Acórdão nº 474/14.2TJCBR.C1 de Court of Appeal of Coimbra (Portugal), 18 de Outubro de 2016
Magistrado Responsável | V |
Data da Resolução | 18 de Outubro de 2016 |
Emissor | Court of Appeal of Coimbra (Portugal) |
Acordam no Tribunal da Relação de Coimbra: *** I – Relatório ([1]) E (…), com os sinais dos autos, intentou ([2]) ação declarativa comum (para despejo) contra M (…), também com os sinais dos autos, pedindo: a) Se declare que o valor da renda devido a partir de 01/02/2014, respeitante ao mês seguinte, é de € 400,78; b) Se declare justificada a recusa do A. em receber o valor de € 139,26 oferecido pela R. para pagamento da renda de março de 2014; c) Se declare nulo, por insuficiente, o depósito efetuado pela R. em 05 de fevereiro e, consequentemente, nulos também todos os depósitos que a R. venha a efetuar que não sejam no valor da renda devida; d) Se declare o incumprimento contratual por parte da R. e, consequentemente, resolvido o contrato de arrendamento vigente entre A. e R., ordenando-se o despejo; e) Se condene a R. a entregar o locado livre de pessoas e bens; f) Se condene a R. a pagar as rendas vencidas e vincendas na pendência da ação até entrega efetiva do locado; g) Se condene a R. a pagar a quantia de € 315,56, a título de rendas retroativas devidas desde fevereiro de 2013; h) Se condene a R. a pagar juros de mora à taxa legal sobre todas as rendas em dívida desde a citação e até efetivo e integral pagamento.
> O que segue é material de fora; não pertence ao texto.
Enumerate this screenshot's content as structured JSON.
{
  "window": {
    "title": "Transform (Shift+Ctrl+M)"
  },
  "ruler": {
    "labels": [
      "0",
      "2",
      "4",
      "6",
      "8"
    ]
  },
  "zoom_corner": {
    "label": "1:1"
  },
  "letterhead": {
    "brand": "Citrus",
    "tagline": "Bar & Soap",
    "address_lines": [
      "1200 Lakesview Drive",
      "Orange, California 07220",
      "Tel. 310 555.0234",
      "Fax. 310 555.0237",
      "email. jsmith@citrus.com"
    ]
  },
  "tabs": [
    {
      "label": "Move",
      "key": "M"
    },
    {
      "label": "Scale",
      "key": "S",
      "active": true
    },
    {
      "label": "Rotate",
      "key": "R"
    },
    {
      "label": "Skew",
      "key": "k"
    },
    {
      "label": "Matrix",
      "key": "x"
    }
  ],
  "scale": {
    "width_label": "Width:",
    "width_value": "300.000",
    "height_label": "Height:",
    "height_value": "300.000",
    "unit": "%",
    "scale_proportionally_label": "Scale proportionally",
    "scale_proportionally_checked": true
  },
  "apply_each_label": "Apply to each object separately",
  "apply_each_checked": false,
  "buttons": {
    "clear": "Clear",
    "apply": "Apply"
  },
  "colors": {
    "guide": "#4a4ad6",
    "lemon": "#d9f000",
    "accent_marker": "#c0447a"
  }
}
Para tanto, alegou: - ser senhorio, sendo a R. arrendatária, com referência a relação locatícia de imóvel para habitação, cujo contrato de arrendamento remonta a 1971, tendo em novembro de 2012 desencadeado o processo de atualização da renda, nos moldes legais, pelo que, com base no RABC (rendimento anual bruto corrigido) do ano de 2012, foi fixado o valor de renda por um ano – com início em fevereiro de 2013 e fim em janeiro de 2014 –, que ascendia a € 139,26; - assim, em dezembro de 2013, cabia à R. – como fez em 2012 – comprovar o seu RABC e, não o conseguindo por impossibilidade legal, mostrar ter efetuado pedido respetivo junto do serviço de finanças competente, o que não fez; - por isso, deixando o valor da renda de ter em conta, a partir de então, o RABC anterior, passou a ascender, uma vez fixado em função do valor do locado, a € 400,78, devido a partir de fevereiro de 2014, como o A. comunicou à R.; - pretendendo esta pagar valor inferior de renda, o A. não o aceitou, nem aceita qualquer depósito nesses termos, pois que nulo por insuficiente, donde que estejam em dívida os montantes peticionados; - o não pagamento da renda vencida em 01/02/2014 confere ao A. o direito à resolução do contrato, com as legais consequências.
Contestou a R., pugnando pela improcedência da ação, e deduziu reconvenção, pedindo a condenação do A./Reconvindo no pagamento de € 5.000,00, a título de danos não patrimoniais.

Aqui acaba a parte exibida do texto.